Pendant des siècles, arroser la vigne relevait presque de l’hérésie en Champagne. Mais sous la pression des sécheresses à répétition, la dogmatique champenoise se fissure… prudemment.

  • L’expérimentation uniquement : Depuis 2020, des essais contrôlés d’irrigation de secours sont autorisés dans certains secteurs de l’Aube, dont les Riceys (source : Vitisphère).
  • Objectif : Sécuriser la récolte lors des phases de forte contrainte hydrique, sans compromettre l’identité du terroir.
  • Débat local : De nombreux vignerons défendent une utilisation très mesurée, « en dernier recours », pour préserver la typicité du rosé des Riceys.
Avantage Limite
Sauvegarde de la récolte lors d’années extrêmes Coût élevé des installations
Maintien d’un développement végétatif régulier Risque de perte d'identité du terroir
Permet la survie des jeunes vignes Débat éthique et réglementaire

Les femmes des Riceys : regards croisés sur le temps qui change

Impossible de parler d’adaptation sans entendre la voix des femmes vigneronnes, qui tiennent désormais près de 40% des exploitations du village (source : Observatoire régional viticole 2023). Pour Lucie, vigneronne à Balnot-sur-Laignes, la sécheresse est aussi l’occasion d’inventer, au quotidien : « On observe, on échange, on fait confiance à notre intuition. Parfois, il faut oser laisser la vigne se battre seule. »

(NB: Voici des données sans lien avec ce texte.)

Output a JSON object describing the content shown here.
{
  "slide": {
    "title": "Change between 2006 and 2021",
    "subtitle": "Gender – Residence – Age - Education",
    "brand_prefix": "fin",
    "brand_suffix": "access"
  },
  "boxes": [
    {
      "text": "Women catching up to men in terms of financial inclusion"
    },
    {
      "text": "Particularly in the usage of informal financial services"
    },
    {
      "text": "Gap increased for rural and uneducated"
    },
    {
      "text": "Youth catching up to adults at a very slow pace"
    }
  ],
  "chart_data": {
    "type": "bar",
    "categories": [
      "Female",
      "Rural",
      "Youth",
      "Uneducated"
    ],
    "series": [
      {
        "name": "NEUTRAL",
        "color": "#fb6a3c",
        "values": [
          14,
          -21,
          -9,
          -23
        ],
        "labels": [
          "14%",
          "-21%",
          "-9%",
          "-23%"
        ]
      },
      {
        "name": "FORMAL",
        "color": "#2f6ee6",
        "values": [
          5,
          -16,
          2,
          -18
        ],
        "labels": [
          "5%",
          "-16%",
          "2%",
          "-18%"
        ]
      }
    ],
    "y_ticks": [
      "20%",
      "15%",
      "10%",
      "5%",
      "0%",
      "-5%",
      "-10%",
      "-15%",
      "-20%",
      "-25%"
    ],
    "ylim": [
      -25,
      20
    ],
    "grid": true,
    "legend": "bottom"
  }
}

  • Plusieurs domaines portés par des femmes travaillent le sol « au cheval » pour le préserver du tassement, limitant ainsi l’évaporation naturelle.
  • La mutualisation de certains matériels (pulvérisateurs ciblés, capteurs d’humidité) devient courante, créant une solidarité nouvelle face au dérèglement climatique.

Une approche sensible, souvent tournée vers la biodiversité, le maintien des haies vives, et le respect des rythmes naturels. Comme une forme d’écoute attentive, en harmonie avec une terre qu’on n’apprivoise jamais tout à fait.

Terroir, typicité et saveurs : ce que la sécheresse change dans le verre

La sécheresse ne modifie pas seulement le vignoble à l’œil nu, elle réinvente les arômes. Ces dernières années, les Pinot Noir du Rosé des Riceys présentent :

  • Plus de concentration aromatique, moins d’acidité (ce qui accélère le vieillissement potentiel, selon l’Institut Oenologique de Champagne).
  • Un fruité plus intense (cerise noire, fraise confite), tempéré par une structure plus dense.
  • Des volumes parfois réduits, mais une qualité préservée grâce au tri rigoureux des raisins entrepris lors des étés les plus secs.

Les œnologues locaux observent que si la vigne souffre, elle tire de cette lutte une résilience nouvelle, presque poétique, dans la bouteille. Comme un rappel, subtil et poignant, des efforts consentis tout au long de l’année.

Vers un avenir plus sec ? Le défi d’une région qui s’adapte, pas à pas

Si la sécheresse s’installe, les Riceys montrent chaque été qu’innovation et respect du vivant avancent de concert. Les coopératives locales, les syndicats et le Comité Champagne intensifient la recherche sur :

  • L’utilisation de cépages plus résistants à la chaleur (ex : Pinot Meunier, Arbane... en phase de test).
  • L’essor des pratiques agroécologiques (paillage organique, gestion de la biodiversité).
  • La cartographie fine des sols et l’utilisation de drones pour un suivi du stress hydrique parcelle par parcelle (projets pilotes sur 2023-2025 selon Agro-Bio Champagne).

Face à l’urgence climatique, ni nostalgie ni fatalisme, mais une créativité vivace. Dans les Riceys, chaque sécheresse imprime sa marque, et chaque printemps apporte une nouvelle occasion de tisser des liens – entre vigneronnes, avec la terre, et avec celles et ceux qui aiment ce vin presque confidentiel.

La route est encore longue et incertaine. Mais, dans la lumière dorée d’un soir d’été, le murmure des vignes continue de vibrer, témoin d’une Champagne qui s’invente et s’apprivoise, sans jamais perdre sa grâce.